Я не думала, что этот «следующий раз» наступит так быстро. Я пыталась остановить Аманду, но та не слышала доводов разума.
— Ты не понимаешь, что это мой последний шанс? — выпалила она на мой протест.
Это тоже был мой последний шанс довести проекты до ума. Минус ещё один вечер уменьшал мои шансы получить приличную оценку.
— Ты всё успеешь, а я нет. Потом я ни в какой театр не пойду с ребёнком. И Бродвей не приезжает в Рино!
Да, он приезжает в Сан-Франциско! И дешёвые билеты оказались только в среду днём. Минус ещё один мой день в университете, ведь я согласилась пойти с ней к врачу в учебное время. Вернее, у меня не было выбора.
— А если у меня раскрытие? Я ведь могу не чувствовать. И тогда меня не отпустят домой.

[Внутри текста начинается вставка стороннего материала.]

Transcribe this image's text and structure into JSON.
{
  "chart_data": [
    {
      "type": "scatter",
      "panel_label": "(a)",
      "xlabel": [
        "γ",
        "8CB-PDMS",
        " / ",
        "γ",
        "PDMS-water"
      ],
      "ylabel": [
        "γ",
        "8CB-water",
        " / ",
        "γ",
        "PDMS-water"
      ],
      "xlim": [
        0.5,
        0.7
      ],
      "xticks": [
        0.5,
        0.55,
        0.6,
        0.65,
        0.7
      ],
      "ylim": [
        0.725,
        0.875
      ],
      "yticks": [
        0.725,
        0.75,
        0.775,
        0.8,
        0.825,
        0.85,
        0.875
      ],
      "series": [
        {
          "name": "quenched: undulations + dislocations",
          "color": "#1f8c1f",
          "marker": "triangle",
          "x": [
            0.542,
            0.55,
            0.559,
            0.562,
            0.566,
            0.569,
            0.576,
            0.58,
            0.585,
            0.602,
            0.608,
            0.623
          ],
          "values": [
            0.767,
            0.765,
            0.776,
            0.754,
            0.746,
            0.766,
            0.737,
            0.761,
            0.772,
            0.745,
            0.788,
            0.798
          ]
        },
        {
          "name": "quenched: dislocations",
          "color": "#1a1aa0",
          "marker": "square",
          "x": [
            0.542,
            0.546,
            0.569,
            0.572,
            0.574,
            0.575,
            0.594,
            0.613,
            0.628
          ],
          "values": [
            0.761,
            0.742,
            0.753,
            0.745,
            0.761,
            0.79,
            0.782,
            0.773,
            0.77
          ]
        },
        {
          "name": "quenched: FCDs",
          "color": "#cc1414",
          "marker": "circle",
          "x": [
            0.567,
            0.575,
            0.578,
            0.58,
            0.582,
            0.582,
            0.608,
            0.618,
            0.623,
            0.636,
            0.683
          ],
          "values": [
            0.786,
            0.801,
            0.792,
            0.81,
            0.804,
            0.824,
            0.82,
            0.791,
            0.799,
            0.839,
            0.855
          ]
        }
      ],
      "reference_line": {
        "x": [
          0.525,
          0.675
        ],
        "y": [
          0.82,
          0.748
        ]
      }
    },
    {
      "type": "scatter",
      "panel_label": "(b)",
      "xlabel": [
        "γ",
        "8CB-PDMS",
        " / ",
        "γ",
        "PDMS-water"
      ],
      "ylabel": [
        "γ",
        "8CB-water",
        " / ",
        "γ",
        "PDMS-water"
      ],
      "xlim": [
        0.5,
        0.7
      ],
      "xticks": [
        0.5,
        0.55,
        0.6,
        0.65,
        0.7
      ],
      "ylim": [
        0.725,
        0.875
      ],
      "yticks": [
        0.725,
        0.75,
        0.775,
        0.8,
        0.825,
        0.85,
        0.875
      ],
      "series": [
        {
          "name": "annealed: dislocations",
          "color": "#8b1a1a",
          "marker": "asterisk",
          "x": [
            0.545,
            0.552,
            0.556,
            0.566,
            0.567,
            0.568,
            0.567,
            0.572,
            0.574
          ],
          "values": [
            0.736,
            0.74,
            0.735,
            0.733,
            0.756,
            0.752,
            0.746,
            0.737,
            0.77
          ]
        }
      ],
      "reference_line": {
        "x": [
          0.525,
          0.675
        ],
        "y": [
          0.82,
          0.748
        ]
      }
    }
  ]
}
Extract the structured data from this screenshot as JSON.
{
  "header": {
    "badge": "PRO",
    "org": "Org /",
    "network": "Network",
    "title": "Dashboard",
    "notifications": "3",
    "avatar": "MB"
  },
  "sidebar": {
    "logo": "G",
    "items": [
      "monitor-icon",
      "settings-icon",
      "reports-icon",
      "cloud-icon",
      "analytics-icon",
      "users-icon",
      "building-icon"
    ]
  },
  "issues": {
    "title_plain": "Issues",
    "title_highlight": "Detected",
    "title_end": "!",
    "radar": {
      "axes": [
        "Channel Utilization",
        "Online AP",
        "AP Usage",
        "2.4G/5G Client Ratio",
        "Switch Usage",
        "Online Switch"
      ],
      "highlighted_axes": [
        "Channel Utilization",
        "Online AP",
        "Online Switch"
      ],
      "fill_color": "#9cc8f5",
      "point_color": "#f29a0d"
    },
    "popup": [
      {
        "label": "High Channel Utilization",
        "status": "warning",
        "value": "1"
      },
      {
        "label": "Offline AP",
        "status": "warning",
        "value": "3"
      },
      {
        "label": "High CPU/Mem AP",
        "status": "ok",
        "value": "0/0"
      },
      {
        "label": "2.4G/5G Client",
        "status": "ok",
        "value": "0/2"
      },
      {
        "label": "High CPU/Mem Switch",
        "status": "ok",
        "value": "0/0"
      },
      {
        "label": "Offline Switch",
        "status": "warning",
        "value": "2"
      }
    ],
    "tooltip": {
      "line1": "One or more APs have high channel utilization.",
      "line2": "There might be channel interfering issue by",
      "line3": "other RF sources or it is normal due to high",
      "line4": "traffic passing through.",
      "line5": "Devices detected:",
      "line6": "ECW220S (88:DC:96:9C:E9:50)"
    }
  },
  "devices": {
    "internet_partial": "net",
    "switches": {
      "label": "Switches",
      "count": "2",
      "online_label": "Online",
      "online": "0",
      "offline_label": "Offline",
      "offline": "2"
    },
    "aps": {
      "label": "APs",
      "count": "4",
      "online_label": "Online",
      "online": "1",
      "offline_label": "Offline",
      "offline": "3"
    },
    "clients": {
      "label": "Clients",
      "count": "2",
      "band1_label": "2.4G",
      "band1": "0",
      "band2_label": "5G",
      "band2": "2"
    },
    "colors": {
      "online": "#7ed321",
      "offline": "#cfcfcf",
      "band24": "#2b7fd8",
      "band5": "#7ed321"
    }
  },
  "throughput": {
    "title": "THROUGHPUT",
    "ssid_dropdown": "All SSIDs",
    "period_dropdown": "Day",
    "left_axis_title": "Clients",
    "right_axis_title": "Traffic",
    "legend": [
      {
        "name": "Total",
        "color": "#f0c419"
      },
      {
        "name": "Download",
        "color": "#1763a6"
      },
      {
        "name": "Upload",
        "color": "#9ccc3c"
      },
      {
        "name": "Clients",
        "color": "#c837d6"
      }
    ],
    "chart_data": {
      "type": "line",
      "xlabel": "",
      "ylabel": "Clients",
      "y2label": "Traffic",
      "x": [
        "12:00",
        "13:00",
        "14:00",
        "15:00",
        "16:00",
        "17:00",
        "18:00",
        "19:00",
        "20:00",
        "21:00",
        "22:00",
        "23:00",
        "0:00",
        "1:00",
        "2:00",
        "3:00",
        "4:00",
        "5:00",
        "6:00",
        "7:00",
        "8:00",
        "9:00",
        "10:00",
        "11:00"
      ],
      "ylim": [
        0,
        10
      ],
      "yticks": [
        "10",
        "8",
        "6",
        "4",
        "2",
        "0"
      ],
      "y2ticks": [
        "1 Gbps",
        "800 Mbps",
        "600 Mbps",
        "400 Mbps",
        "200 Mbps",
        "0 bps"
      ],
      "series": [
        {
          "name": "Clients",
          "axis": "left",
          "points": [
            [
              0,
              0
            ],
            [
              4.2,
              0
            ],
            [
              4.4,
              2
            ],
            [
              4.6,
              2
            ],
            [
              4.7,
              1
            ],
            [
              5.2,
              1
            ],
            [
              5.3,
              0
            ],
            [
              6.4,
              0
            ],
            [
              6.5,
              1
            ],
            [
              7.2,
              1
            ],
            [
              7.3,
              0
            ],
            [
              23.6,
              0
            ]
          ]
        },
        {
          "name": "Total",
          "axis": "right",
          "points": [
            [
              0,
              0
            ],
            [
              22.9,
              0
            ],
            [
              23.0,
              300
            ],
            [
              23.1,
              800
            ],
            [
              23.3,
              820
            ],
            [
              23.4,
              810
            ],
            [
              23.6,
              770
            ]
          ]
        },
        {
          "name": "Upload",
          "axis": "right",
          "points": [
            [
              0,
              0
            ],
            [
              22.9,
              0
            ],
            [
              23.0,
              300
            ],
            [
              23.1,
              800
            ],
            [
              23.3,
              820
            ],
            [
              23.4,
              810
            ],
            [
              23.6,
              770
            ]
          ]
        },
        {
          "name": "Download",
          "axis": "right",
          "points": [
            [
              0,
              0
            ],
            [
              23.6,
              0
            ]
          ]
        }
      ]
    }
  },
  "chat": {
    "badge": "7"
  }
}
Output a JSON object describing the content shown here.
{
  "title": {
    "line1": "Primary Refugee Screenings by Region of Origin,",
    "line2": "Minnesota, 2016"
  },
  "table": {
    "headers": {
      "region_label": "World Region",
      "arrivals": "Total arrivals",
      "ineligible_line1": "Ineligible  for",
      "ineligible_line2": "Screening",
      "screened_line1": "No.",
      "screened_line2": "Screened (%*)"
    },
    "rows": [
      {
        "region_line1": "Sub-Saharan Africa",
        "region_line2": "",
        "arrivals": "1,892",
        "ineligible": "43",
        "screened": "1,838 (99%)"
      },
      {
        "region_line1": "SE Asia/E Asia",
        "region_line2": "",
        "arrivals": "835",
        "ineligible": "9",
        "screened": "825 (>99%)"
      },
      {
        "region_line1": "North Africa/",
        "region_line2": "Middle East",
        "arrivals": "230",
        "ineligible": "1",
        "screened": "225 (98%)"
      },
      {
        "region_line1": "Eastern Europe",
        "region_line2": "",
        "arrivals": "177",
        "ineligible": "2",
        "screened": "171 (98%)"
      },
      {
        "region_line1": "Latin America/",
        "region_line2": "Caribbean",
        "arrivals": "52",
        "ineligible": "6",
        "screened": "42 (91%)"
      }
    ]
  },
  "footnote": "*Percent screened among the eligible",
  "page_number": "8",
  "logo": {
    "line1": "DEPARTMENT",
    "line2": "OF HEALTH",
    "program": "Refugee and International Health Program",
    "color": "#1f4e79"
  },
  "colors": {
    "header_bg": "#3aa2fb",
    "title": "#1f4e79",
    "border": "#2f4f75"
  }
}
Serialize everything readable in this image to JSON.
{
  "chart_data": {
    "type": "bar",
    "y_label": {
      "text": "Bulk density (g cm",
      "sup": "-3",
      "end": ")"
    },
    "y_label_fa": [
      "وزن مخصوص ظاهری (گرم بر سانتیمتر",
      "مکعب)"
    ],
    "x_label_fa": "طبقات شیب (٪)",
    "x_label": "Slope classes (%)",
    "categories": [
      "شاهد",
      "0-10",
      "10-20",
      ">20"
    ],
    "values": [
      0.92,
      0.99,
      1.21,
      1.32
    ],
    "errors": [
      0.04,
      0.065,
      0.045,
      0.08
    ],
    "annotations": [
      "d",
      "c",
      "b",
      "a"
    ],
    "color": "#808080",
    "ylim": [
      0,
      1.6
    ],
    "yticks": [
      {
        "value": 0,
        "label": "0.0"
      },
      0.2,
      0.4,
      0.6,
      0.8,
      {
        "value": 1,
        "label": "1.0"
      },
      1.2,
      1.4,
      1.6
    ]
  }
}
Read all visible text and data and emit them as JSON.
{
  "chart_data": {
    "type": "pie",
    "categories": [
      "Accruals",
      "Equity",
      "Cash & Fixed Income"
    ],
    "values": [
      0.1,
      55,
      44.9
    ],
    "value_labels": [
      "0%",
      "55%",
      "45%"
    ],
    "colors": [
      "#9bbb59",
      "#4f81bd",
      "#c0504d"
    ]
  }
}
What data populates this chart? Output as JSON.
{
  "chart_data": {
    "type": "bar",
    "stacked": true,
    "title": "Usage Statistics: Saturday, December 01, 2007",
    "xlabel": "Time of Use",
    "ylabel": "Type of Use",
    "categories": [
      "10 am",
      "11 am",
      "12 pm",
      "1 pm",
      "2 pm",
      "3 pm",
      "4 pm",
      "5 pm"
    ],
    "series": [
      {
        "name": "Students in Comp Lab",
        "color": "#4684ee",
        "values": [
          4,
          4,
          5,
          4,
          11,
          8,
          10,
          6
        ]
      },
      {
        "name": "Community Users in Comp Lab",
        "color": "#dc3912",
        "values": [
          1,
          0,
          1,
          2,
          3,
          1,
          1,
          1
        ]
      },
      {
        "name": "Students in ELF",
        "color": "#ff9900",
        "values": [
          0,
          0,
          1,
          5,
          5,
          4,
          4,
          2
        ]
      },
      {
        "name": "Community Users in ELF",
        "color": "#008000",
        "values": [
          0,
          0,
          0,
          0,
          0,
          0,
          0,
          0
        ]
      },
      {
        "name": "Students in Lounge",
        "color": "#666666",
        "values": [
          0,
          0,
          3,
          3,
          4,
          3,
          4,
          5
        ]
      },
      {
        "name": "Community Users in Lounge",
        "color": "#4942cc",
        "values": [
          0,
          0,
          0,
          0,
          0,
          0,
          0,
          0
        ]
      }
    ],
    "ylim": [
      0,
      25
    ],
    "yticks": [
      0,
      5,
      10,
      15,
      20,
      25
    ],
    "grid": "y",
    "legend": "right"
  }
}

И после такого заявления она купила билеты на мюзикл! Эти билеты отлично сочетались с полиэтиленом, которым она вновь попыталась застелить диван, чтобы сберечь от околоплодных вод.
— Может, три простыни постелить? — спросила Аманда из темноты. — Тогда не будет скользить.
А я думала, что не сплю одна. Какое там скользко? У меня давно не было места для кручения, но даже сквозь пижаму я чувствовала холод пластика.
— А, может, тебе спать в спальнике на полу? Ковролин можно будет отмыть специальным пылесосом.
И Аманда согласилась. Даже как-то умудрилась забраться в спальник вместе с подушкой. Я с радостью стащила с дивана полиэтилен, но уснуть не смогла. Теперь надо было перебраться к стенке, чтобы ненароком не свалиться на пол прямо на Аманду, но я разучилась так спать — и как бы ни легла, упиралась в стенку то спиной, то коленками, и при любом неловком движении выстукивала по ней глупый такт.
— Знаешь, — послышался теперь уже издалека голос Аманды. — Если бы мне оказалась нужна капельница, это было бы лучше.
Я напряглась, но побоялась вставить в паузу глупую реплику.
— Тогда бы я хоть что-то точно знала про свои роды, — продолжила она. — Как думаешь, животные так же боятся родов, как и люди?